À un mille plus loin à peine, en face de cet îlot désolé, nous avons gagné Port Augusta sur Arki. 44 habitants (45 selon une autre source, une naissance ou un décès plus tôt ou plus tard…), et autant de chats ! 

Au bout d’un étroit goulet dont les fonds remontent vite de chaque côté (il ne reste guère, à certains endroits, que cinq mètres navigables au milieu), se niche un petit village qui semble figé dans le temps. 
À côté du port des pêcheurs, il n’y de place pour guère plus de 8 ou 6 bateaux. Et nous en avons trouvé une, l'avant-dernière, ce qui est un vrai privilège ! Évidemment, ni eau ni électricité à quai. Ce n'est pas un problème pour nous vu que nous sommes autonomes. Si nous l'avions pu, nous serions restés toute une semaine dans cet endroit qui semble avoir le charme de la Grèce d'il y a quarante ans !

La manœuvre d’approche est cependant un peu délicate avec le vent à 20 noeuds qui arrive par tribord : il faut reculer assez vite en remontant un peu du côté du vent (qui poussera le bateau vers bâbord, inévitablement !), pendant que Pierre-Yves laisse filer l’ancre. Celle-ci se déroule si vite que le bruit du guindeau s’arrête : on est arrivés au câblot, ce qui veut dire que nos 90 mètres de chaîne ont été déployés… En attendant de reprendre la chaîne, il ira tendre nos amarres aux gentils voisins de bâbord dont je n’ai pas touché ni éraflé la coque (fort heureusement !). 
Je sais bien pourquoi ils viennent avec empressement quand ils remarquent que c’est une femme qui est au gouvernail : sans leur faire un procès d’intention, ce n’est pas uniquement pour rendre service…
Taverna "O Tripas" et branche de thym

Le soir, nous avons été accueillis dans la seule taverna ouverte, où nous avons excellemment mangé pour un prix sans concurrence : un ceviche de poisson local "à queue noire", des boulettes de courgettes au fromage, un souvlaki de poulet et deux petites dorades sauvages servies avec des frites maison, le tout accompagné de pain, d’eau et d’un demi-litre de vin local : 39 euros. Petit dessert offert, comme c’est la coutume en Grèce au moment où le client réclame « to logariasmo, parakalo ».
En chemin, nous avons croisé et salué un vieux monsieur qui venait à notre rencontre d'un pas alerte : spontanément, il m'a offert une branche de thym fraîchement cueilli. Quelle gentillesse !
Balade à vélo vers les plages de Glipapa et de Tiganakia

Le lendemain, nous partons en expédition au sud de l’île, à vélo, Skye « casée » dans le sac à dos que nous utilisons durant les transports en bus ou en avion et qu’elle n’apprécie pas trop. Comme elle est un peu flemme, elle jouit pourtant du paysage sans fatigue. 
Très vite, la route de goudron se termine, et les VTT remplissent leur office sur un chemin en terre battue. Plus loin, nous nous dirigeons vers une mignonne plage que nous avons repérée sur la carte et qui est signalée par un panneau d’où pendent deux poêles à frire.
Un mouillage de rêve qui se mérite...

Le mouillage attenant de Tiganakia, prétendument à l’abri, ne l’est pas du tout aujourd’hui. Cela confirme que les estimations de notre application de mouillage (« Navily ») ne sont pas à prendre au pied de la lettre. 
En revanche, cette crique entourée d’îlots évoque vraiment les Maldives : en été par temps calme, ce mouillage doit être privilégié avec son sable blond et ses eaux aux cinquante nuances de turquoise ! 
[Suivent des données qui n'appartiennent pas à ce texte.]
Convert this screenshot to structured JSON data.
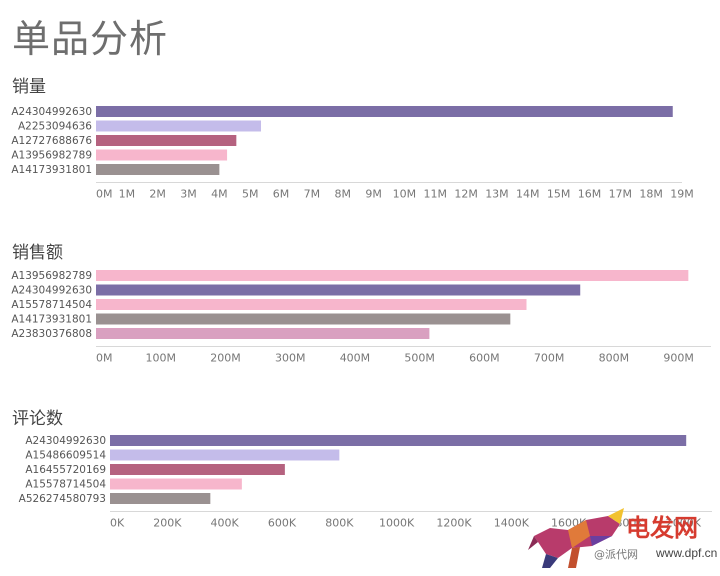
{
  "page": {
    "title": "单品分析"
  },
  "chart_data": [
    {
      "type": "bar",
      "orientation": "horizontal",
      "title": "销量",
      "categories": [
        "A24304992630",
        "A2253094636",
        "A12727688676",
        "A13956982789",
        "A14173931801"
      ],
      "values": [
        18700000,
        5350000,
        4550000,
        4250000,
        4000000
      ],
      "colors": [
        "#7b6ea6",
        "#c4bcea",
        "#b5627f",
        "#f7b6cc",
        "#9a9191"
      ],
      "xlim": [
        0,
        19000000
      ],
      "ticks": [
        0,
        1000000,
        2000000,
        3000000,
        4000000,
        5000000,
        6000000,
        7000000,
        8000000,
        9000000,
        10000000,
        11000000,
        12000000,
        13000000,
        14000000,
        15000000,
        16000000,
        17000000,
        18000000,
        19000000
      ],
      "tick_labels": [
        "0M",
        "1M",
        "2M",
        "3M",
        "4M",
        "5M",
        "6M",
        "7M",
        "8M",
        "9M",
        "10M",
        "11M",
        "12M",
        "13M",
        "14M",
        "15M",
        "16M",
        "17M",
        "18M",
        "19M"
      ],
      "grid": false
    },
    {
      "type": "bar",
      "orientation": "horizontal",
      "title": "销售额",
      "categories": [
        "A13956982789",
        "A24304992630",
        "A15578714504",
        "A14173931801",
        "A23830376808"
      ],
      "values": [
        915000000,
        748000000,
        665000000,
        640000000,
        515000000
      ],
      "colors": [
        "#f7b6cc",
        "#7b6ea6",
        "#f7b6cc",
        "#9a9191",
        "#d9a0c0"
      ],
      "xlim": [
        0,
        950000000
      ],
      "ticks": [
        0,
        100000000,
        200000000,
        300000000,
        400000000,
        500000000,
        600000000,
        700000000,
        800000000,
        900000000
      ],
      "tick_labels": [
        "0M",
        "100M",
        "200M",
        "300M",
        "400M",
        "500M",
        "600M",
        "700M",
        "800M",
        "900M"
      ],
      "grid": false
    },
    {
      "type": "bar",
      "orientation": "horizontal",
      "title": "评论数",
      "categories": [
        "A24304992630",
        "A15486609514",
        "A16455720169",
        "A15578714504",
        "A526274580793"
      ],
      "values": [
        2010000,
        800000,
        610000,
        460000,
        350000
      ],
      "colors": [
        "#7b6ea6",
        "#c4bcea",
        "#b5627f",
        "#f7b6cc",
        "#9a9191"
      ],
      "xlim": [
        0,
        2100000
      ],
      "ticks": [
        0,
        200000,
        400000,
        600000,
        800000,
        1000000,
        1200000,
        1400000,
        1600000,
        1800000,
        2000000
      ],
      "tick_labels": [
        "0K",
        "200K",
        "400K",
        "600K",
        "800K",
        "1000K",
        "1200K",
        "1400K",
        "1600K",
        "1800K",
        "2000K"
      ],
      "grid": false
    }
  ],
  "watermark": {
    "brand": "电发网",
    "sub": "@派代网",
    "url": "www.dpf.cn"
  }
}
Mais pour y accéder par voie de terre, c’est tout autre chose : il n’y a désormais devant nous plus qu’une étroite piste pour piétons, ponctuée de roches pointues. Marcher à côté du vélo est impossible car on en déborde et l’on se fait largement griffer mollets et cuisses. Nous posons les vélos et Skye ; à terre, elle rencontre les mêmes problèmes que la veille. Bientôt, il faut la porter, et au retour, lui imposer une nouvelle séance de démêlage et de semi-épilation...
Plus tard, nous partons vers le port des navettes du Dodécanèse, au début du goulet de l’entrée. Skye court à côté des vélos et s’éclate sur la chaussée, et cela sans danger : il y a une seule camionnette sur l’île, ainsi que des scooters et des voiturettes électriques. Très vite, nous aurons ainsi parcouru avec nos vélos l’intégralité des routes de l’île d’Arki, soit 3,5 km, en long, en large, et en travers !!

P.S. De toute évidence, le camion des pompiers de Port Augusta vient d'Allemagne : vive la coopération européenne !
P.S. 2  Le maître d'école (car il y a même une école à Arki !) n'a qu'un seul élève...
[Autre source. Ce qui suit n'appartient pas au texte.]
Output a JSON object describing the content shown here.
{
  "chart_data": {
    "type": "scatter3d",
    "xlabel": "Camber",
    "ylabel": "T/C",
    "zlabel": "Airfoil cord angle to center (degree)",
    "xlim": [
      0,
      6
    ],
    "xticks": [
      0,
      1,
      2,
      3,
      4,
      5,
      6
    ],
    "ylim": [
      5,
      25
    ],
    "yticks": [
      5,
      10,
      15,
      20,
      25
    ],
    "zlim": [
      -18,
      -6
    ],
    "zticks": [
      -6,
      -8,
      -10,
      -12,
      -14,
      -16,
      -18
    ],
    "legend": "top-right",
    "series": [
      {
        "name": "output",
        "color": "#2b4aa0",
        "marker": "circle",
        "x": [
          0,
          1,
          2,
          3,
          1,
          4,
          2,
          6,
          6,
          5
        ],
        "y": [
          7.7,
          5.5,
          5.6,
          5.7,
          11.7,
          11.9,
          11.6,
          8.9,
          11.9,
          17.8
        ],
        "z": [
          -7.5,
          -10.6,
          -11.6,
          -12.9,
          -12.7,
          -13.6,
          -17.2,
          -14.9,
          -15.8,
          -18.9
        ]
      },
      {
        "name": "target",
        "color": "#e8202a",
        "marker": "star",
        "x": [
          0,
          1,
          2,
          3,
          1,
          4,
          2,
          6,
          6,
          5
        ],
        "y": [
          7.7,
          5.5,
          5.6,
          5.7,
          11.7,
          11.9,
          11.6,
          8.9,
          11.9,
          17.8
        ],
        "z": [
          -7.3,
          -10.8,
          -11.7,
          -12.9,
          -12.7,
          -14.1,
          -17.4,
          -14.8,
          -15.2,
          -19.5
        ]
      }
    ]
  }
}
Nous voici donc en route lors de ce printemps 2025, mais je ne passerai pas sous silence les petits ennuis techniques, électriques, mécaniques, etc., auquel tout plaisancier est exposé : en mer, le matériel est mis à rude épreuve et, parfois, la sortie d'hivernage réserve quelques mauvaises surprises. 
Voir ce qui s'est passé à la page Vie à bord.
.

4. Village d'Emborios, sur l'île de Kalymnos 
(18 mai)

Ce joli village au pied des falaises renommées de Kalymnos s’ouvre sur une baie orientée au sud, protégée par l'îlot de Kalavros. 
Jusqu’à l’an dernier, elle était pourvue de bouées installées par la taverna Captain Kostas. Il n’y en a plus une seule cette année. 
On a donc mouillé notre ancre, en visant bien pour tomber sur une belle portion de sable dans laquelle elle s’est plantée sûrement. 
Des Italiens à bord d’un bateau de location n’ont pas pris cette précaution : à petite vitesse mais sans ralentir, ils ont laisser filer l’ancre un peu au hasard, jusqu’à ce qu'elle bloque le voilier (ouille les dommages au guindeau !). 
Au moment de relever l’ancre, ils ont été bien marris : ils étaient accrochés et bien accrochés, puisqu'elle s’était prise dans un coffre d’une ancienne bouée. Ils ont dû faire appel à des plongeurs pour se délivrer.

La température commence à monter, le vent est tombé, mais la mer n'affiche encore que 18°. D'où nous nous trouvons, nous voyons passer, quatre fois par jour le pêcheur local qui approvisionne la taverna. Aujourd'hui, on y servait une délicieuse moussaka aux fruits de mer.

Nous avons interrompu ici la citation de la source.